I am new in ray and currently experimenting with it. I’ve written already some similar functions like ray has and try to migrate my framework to ray. Basically I would like to copy the same environment and run them parallel for which ray seems to be quite suitable according to the documentation. I manage to initilaize ray and also create one actor per environment. But when I start iterating over the episode and use .remote() execute one function in the environments and use ray.get() to retrieve the values Ray fully all my RAM and my linux will be dead. I tried to limit the max RAM ray can use in it’s config but it seems not to work.
So my question is after some days of reading the document and debugging if:
anybody can give a hint why the memory is eaten away (it should be freed up after each step, but is seems ray might not free up the memory - without ray I had no issues)
do I get something wrong with the concept of .remote()?
how to limit ray’s max RAM usage (RAM means: not the GPU but the RAM accessible for CPU)
Also I tired to experiment with RLLib examples (copy-paste the ones that exist on Ray’s page but the example I’ve tried does not work and has an error). Can anybody recommend a working example to experiment with Ray/RLLib?
I’ve checked it but in the meantime I narrowed down the issue and I think I’ve found the root cause of it.
It is like the following (I have not found it in any antipattern)
I create 20 environments which I would like to run parallel with ray. Each env is an instance of a class of my custome env
This environment contains a function which is called regularly and returns with pytorch tensors.
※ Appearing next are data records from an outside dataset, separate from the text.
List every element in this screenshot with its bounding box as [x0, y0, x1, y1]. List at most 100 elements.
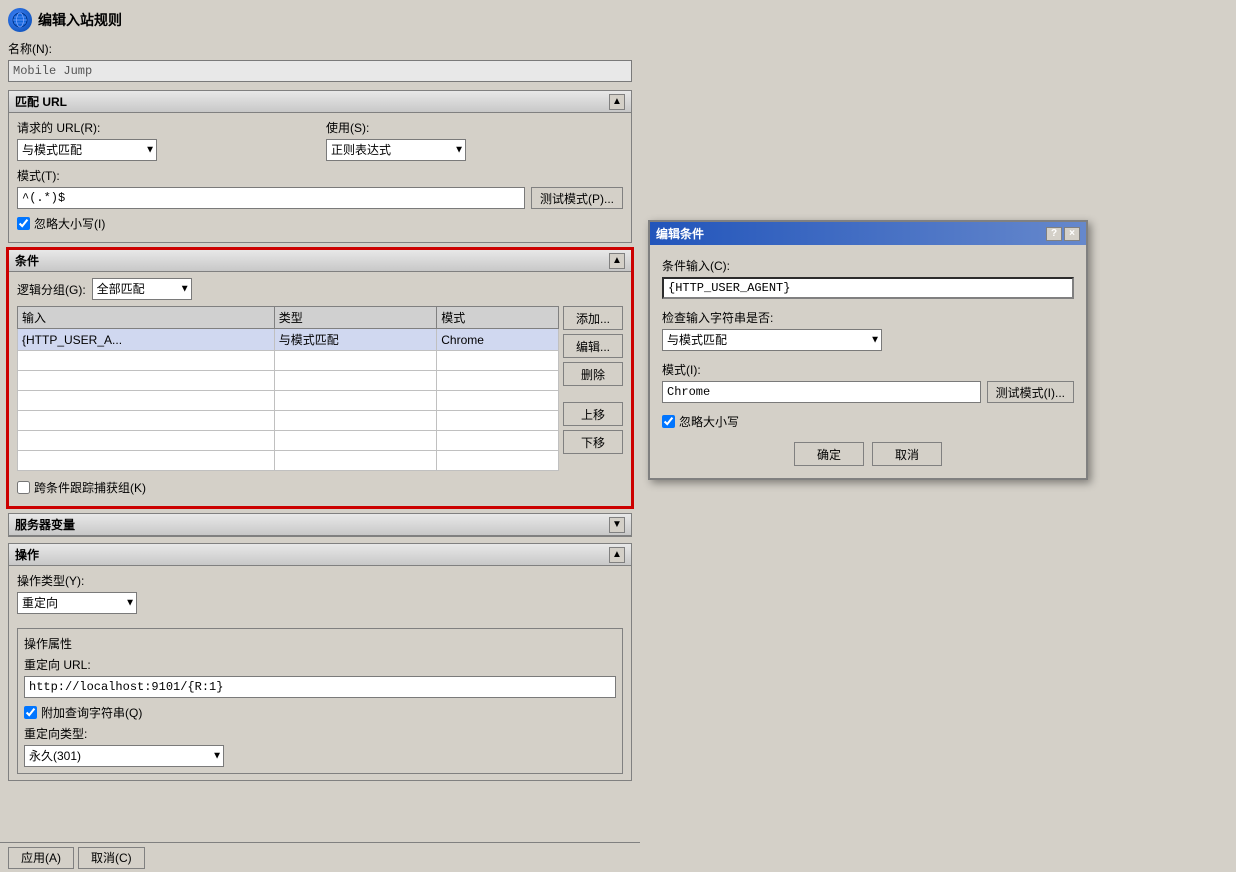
pattern-label: 模式(T): [17, 167, 623, 184]
match-url-content: 请求的 URL(R): 与模式匹配 ▼ 使用(S): 正则表达式 ▼ [9, 113, 631, 242]
dialog-ignore-case-checkbox[interactable] [662, 415, 675, 428]
match-url-section: 匹配 URL ▲ 请求的 URL(R): 与模式匹配 ▼ 使用(S): [8, 90, 632, 243]
dialog-title: 编辑条件 [656, 225, 704, 242]
dialog-title-btns: ? × [1046, 227, 1080, 241]
operations-section: 操作 ▲ 操作类型(Y): 重定向 ▼ 操作属性 重定向 URL: 附加查询字符… [8, 543, 632, 781]
props-group-label: 操作属性 [24, 635, 616, 652]
cell-input [18, 431, 275, 451]
pattern-input[interactable] [17, 187, 525, 209]
cell-pattern [437, 431, 559, 451]
ignore-case-label: 忽略大小写(I) [34, 215, 105, 232]
table-row[interactable]: {HTTP_USER_A... 与模式匹配 Chrome [18, 329, 559, 351]
redirect-url-input[interactable] [24, 676, 616, 698]
logic-group-label: 逻辑分组(G): [17, 281, 86, 298]
type-select-wrapper: 重定向 ▼ [17, 592, 137, 614]
dialog-pattern-label: 模式(I): [662, 361, 1074, 378]
col-pattern: 模式 [437, 307, 559, 329]
condition-input-label: 条件输入(C): [662, 257, 1074, 274]
test-pattern-button[interactable]: 测试模式(P)... [531, 187, 623, 209]
redirect-type-label: 重定向类型: [24, 725, 616, 742]
check-select-wrapper: 与模式匹配 ▼ [662, 329, 882, 351]
track-capture-row: 跨条件跟踪捕获组(K) [17, 479, 623, 496]
match-url-label: 匹配 URL [15, 93, 67, 110]
table-row[interactable] [18, 431, 559, 451]
ignore-case-row: 忽略大小写(I) [17, 215, 623, 232]
redirect-url-label: 重定向 URL: [24, 656, 616, 673]
conditions-collapse[interactable]: ▲ [609, 253, 625, 269]
match-url-collapse[interactable]: ▲ [609, 94, 625, 110]
table-row[interactable] [18, 351, 559, 371]
redirect-type-select-wrapper: 永久(301) ▼ [24, 745, 224, 767]
dialog-help-button[interactable]: ? [1046, 227, 1062, 241]
props-group: 操作属性 重定向 URL: 附加查询字符串(Q) 重定向类型: 永久(301) … [17, 628, 623, 774]
dialog-content: 条件输入(C): 检查输入字符串是否: 与模式匹配 ▼ 模式(I): 测试模式(… [650, 245, 1086, 478]
condition-input[interactable] [662, 277, 1074, 299]
dialog-pattern-row: 测试模式(I)... [662, 381, 1074, 403]
ignore-case-checkbox[interactable] [17, 217, 30, 230]
append-query-checkbox[interactable] [24, 706, 37, 719]
dialog-ignore-case-label: 忽略大小写 [679, 413, 739, 430]
cancel-button[interactable]: 取消(C) [78, 847, 145, 869]
conditions-content: 逻辑分组(G): 全部匹配 ▼ 输入 [9, 272, 631, 506]
track-capture-checkbox[interactable] [17, 481, 30, 494]
operations-collapse[interactable]: ▲ [609, 547, 625, 563]
main-window: 编辑入站规则 名称(N): 匹配 URL ▲ 请求的 URL(R): 与模式匹配… [0, 0, 640, 872]
name-input[interactable] [8, 60, 632, 82]
bottom-bar: 应用(A) 取消(C) [0, 842, 640, 872]
table-row[interactable] [18, 371, 559, 391]
move-down-button[interactable]: 下移 [563, 430, 623, 454]
check-select[interactable]: 与模式匹配 [662, 329, 882, 351]
move-up-button[interactable]: 上移 [563, 402, 623, 426]
table-row[interactable] [18, 411, 559, 431]
add-condition-button[interactable]: 添加... [563, 306, 623, 330]
table-row[interactable] [18, 391, 559, 411]
operation-type-select[interactable]: 重定向 [17, 592, 137, 614]
operations-label: 操作 [15, 546, 39, 563]
dialog-close-button[interactable]: × [1064, 227, 1080, 241]
cell-input [18, 391, 275, 411]
conditions-with-buttons: 输入 类型 模式 {HTTP_USER_A... 与模式匹配 Chrome [17, 306, 623, 475]
dialog-buttons: 确定 取消 [662, 442, 1074, 466]
use-select-wrapper: 正则表达式 ▼ [326, 139, 466, 161]
conditions-section: 条件 ▲ 逻辑分组(G): 全部匹配 ▼ [8, 249, 632, 507]
cell-type [274, 351, 437, 371]
operations-header[interactable]: 操作 ▲ [9, 544, 631, 566]
conditions-label: 条件 [15, 252, 39, 269]
request-url-select[interactable]: 与模式匹配 [17, 139, 157, 161]
condition-input-field: 条件输入(C): [662, 257, 1074, 299]
redirect-type-select[interactable]: 永久(301) [24, 745, 224, 767]
cell-input [18, 411, 275, 431]
delete-condition-button[interactable]: 删除 [563, 362, 623, 386]
name-label: 名称(N): [8, 40, 632, 57]
cell-input [18, 371, 275, 391]
globe-icon [8, 8, 32, 32]
cell-pattern [437, 411, 559, 431]
track-capture-label: 跨条件跟踪捕获组(K) [34, 479, 146, 496]
request-url-label: 请求的 URL(R): [17, 119, 314, 136]
conditions-header[interactable]: 条件 ▲ [9, 250, 631, 272]
cell-type: 与模式匹配 [274, 329, 437, 351]
edit-condition-button[interactable]: 编辑... [563, 334, 623, 358]
logic-group-row: 逻辑分组(G): 全部匹配 ▼ [17, 278, 623, 300]
cell-pattern [437, 351, 559, 371]
dialog-pattern-input[interactable] [662, 381, 981, 403]
title-bar: 编辑入站规则 [8, 8, 632, 32]
operations-content: 操作类型(Y): 重定向 ▼ 操作属性 重定向 URL: 附加查询字符串(Q) … [9, 566, 631, 780]
dialog-ok-button[interactable]: 确定 [794, 442, 864, 466]
table-area: 输入 类型 模式 {HTTP_USER_A... 与模式匹配 Chrome [17, 306, 559, 475]
server-vars-collapse[interactable]: ▼ [609, 517, 625, 533]
use-label: 使用(S): [326, 119, 623, 136]
logic-group-select[interactable]: 全部匹配 [92, 278, 192, 300]
table-row[interactable] [18, 451, 559, 471]
request-url-col: 请求的 URL(R): 与模式匹配 ▼ [17, 119, 314, 161]
dialog-test-button[interactable]: 测试模式(I)... [987, 381, 1074, 403]
server-vars-header[interactable]: 服务器变量 ▼ [9, 514, 631, 536]
match-url-header[interactable]: 匹配 URL ▲ [9, 91, 631, 113]
use-select[interactable]: 正则表达式 [326, 139, 466, 161]
apply-button[interactable]: 应用(A) [8, 847, 74, 869]
edit-condition-dialog: 编辑条件 ? × 条件输入(C): 检查输入字符串是否: 与模式匹配 ▼ 模式(… [648, 220, 1088, 480]
use-col: 使用(S): 正则表达式 ▼ [326, 119, 623, 161]
append-query-label: 附加查询字符串(Q) [41, 704, 142, 721]
cell-pattern: Chrome [437, 329, 559, 351]
dialog-cancel-button[interactable]: 取消 [872, 442, 942, 466]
If I add the .clone() at the return part of the function ray does not mess up my RAM. If I do not add this .clone() ray will cause RAM issues (even my linux stops working and I need to restart).
So something like this
@ray remote
class MyEnv():
def __init__():
mydata_handler_instance = handler_instance()
def get_item(idx: int):
data_on_cpu = my_data_handler_instance.get_the_data(idx)
return data_on_cpu ==>causes the RAM issue
return data_on_cpu.clone() => works fine
And this is the example code I use to call the function in the class of the environments:
ray.get([envs[idx].get_item.remote(idx) for idx in range(nr_of_envs)])
Hi! I will have a look. For me it is not 100% clear what do you mean with output of ray memory. Is it the overview of the dashboard where the memory consumption is shown? Or sg else? - if you could add a screenshot and highlight what are you interested in I could show it to you.